[3 August 2006]
PopMatters Contributing Editor
It’s official: on 31 July, Warner Brothers announced that Christopher Nolan would return to helm the sequel to his well received reimagining of the Batman saga. Entitled The Dark Knight, it also marks star Christian Bale’s return as the tortured superhero. However, the most surprising piece of information in the otherwise standard studio statement was the confirmation of one of the ‘Net’s worst kept secrets: Heath Ledger, star of last year’s Oscar hopeful Brokeback Mountain, and relative newcomer to the Hollywood A-list, would walk into the shoes formerly worn by Caesar Romero and Jack Nicholson. That’s right; Ledger has landed the plum role of supervillain The Joker, crazed comic counterpart to Bruce Wayne’s brooding crime fighter.
With production set to begin sometime in early 2007, there is still time, however, for Warners and Nolan to rethink this position. Sure, all the contracts have been signed and the PR machine is already gearing up, but one can still envision a quick casting change, especially when considering what the role would look like in the hands of a better suited star. In all honesty, Ledger may be terrific. His recent efforts in films like Lords of Dogtown and Casanova have won him an amazing amount of industry respect, and when you add the Best Actor nod for Mountain, his hiring seems wise from both a performance and fiscal standpoint.
But there are other actors who could equally fill this villain’s natty purple suit – and they wouldn’t have near the homophobic baggage that has already resulted in some horrendously tasteless messageboard joking. Here is a short list of possible substitutes should Ledger – or his employers – get a case of comic book geek cold feet.

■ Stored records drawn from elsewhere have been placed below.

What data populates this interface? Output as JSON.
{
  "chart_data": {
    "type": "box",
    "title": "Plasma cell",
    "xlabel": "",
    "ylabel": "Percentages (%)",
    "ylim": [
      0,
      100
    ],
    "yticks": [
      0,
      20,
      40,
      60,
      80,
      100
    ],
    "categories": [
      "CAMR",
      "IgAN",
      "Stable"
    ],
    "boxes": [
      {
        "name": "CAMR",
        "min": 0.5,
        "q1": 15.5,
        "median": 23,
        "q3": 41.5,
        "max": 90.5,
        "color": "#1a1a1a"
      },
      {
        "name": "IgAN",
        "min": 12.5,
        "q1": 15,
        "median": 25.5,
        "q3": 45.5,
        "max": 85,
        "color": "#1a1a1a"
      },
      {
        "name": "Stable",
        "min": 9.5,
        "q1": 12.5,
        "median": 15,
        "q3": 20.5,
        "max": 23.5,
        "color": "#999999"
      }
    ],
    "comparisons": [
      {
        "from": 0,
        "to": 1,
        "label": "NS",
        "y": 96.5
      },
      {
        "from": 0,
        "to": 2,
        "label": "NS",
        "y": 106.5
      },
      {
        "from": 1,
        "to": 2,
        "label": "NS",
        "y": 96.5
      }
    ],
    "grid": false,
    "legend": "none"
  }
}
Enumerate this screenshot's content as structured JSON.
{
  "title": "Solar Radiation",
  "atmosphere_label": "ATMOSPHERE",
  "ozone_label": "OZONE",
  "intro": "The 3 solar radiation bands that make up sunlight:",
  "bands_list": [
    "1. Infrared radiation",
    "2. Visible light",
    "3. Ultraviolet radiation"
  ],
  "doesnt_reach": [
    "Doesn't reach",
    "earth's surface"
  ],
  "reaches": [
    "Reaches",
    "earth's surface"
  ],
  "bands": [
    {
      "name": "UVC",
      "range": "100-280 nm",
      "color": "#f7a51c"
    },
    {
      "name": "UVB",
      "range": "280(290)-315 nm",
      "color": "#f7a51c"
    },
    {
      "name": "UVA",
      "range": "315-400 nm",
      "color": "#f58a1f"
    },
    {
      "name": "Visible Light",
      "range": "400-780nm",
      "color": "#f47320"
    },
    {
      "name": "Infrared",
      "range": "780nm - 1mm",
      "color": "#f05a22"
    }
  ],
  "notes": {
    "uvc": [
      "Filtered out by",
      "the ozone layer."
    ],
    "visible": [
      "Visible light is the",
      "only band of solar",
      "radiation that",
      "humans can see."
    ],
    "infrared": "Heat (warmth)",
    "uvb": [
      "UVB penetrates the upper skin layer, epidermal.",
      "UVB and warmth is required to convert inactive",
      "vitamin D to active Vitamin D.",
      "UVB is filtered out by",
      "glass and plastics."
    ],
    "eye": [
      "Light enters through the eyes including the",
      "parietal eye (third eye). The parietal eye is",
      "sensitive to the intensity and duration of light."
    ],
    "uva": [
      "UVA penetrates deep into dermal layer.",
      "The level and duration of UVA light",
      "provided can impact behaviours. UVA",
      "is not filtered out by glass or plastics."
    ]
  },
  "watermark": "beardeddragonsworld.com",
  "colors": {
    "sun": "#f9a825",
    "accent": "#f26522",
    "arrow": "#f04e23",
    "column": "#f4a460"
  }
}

In a perfect world, this incredibly gifted – and granted, eccentric - actor would be turning down offers instead of plying his perverse persona in such off-radar Indie fare as Simon Sez and a Wizard of Gore (???) remake. He’s proven his mantle as both a straight (Back to the Future) and surreal (Wild at Heart) presence, and even showed his action movie mantle by twice wielding a sword at Charlie’s able Angels. While age may be a factor (Glover’s in his mid 40s vs. Ledger’s late 20s) his work in 2003’s Willard redux indicates that no one can do determined dementia like David Letterman’s favorite talk show guest.
Though many in geekdom have already designated Law as the go to guy whenever the freshened franchise gets around to adding The Riddler to the mix. There’s a better argument to be made for this fine formal actor as the killer clown. Constantly shrouded in a good guy gloss, Law could stand getting his perfect cheekbones and supermodel looks messed up for a down and dirty stab at essaying Batman’s nemesis. Sure, it may be a stretch to think of Gigolo Joe, or the updated Alfie as the manic murderous harlequin, but acting is about challenge, and right about now, Law could use one.
He’s got the range. He’s got the look. And he’s got the prestige of both an Oscar and a turn opposite the world’s largest simian spectacle on his side. All Brody needs is a chance to prove that he’s more than just a surprise beneficiary of the Academy’s desire to celebrate the wayward Roman Polanski and he could be giggling away in psychotic glee. Though his career path both pre and post The Pianist has seen more peaks and valleys that an expedition into the Himalayas, the opportunity to play the Dark Knight’s white faced archenemy could be the focus his fading star status desperately needs.
After three consecutive films playing the bland bright spot - Obi Wan Kenobi - in George Lucas’s career killers, McGregor could use a bit of a goodwill boost. Sure, he’s got more projects under his belt, and on the horizon, than anyone else on this list (he’s got seven films already in production or preparing to start) but unless he finds an antidote to the mind-numbing awfulness of the Star War’s prequels, McGregor may be looking at a lifetime signing autographs at sci-fi conventions. While taking on the Joker may seem like a step backward into the same old greenscreen routine, it’s actually a way of balancing out the groan-inducing good of a galaxy far, far away with some incredibly bad ass evildoing.
Talk about taking the series full circle – why not give the original big screen Batman a chance to channel his own inner demons. Sure, Keaton’s in his mid-50s and is therefore probably too old to convincingly star alongside the toned and twee Bale, but there is something rather intriguing about seeing the man who many thought incapable of playing Bob Kane’s cracked champion take a turn at bringing the Bat’s best known antagonist to life. Let’s fact it - anyone who can stare down the deranged Method madness of Jack Nicholson, and come out the crazier, deserves a shot at embodying the Joker’s jolly jaundice.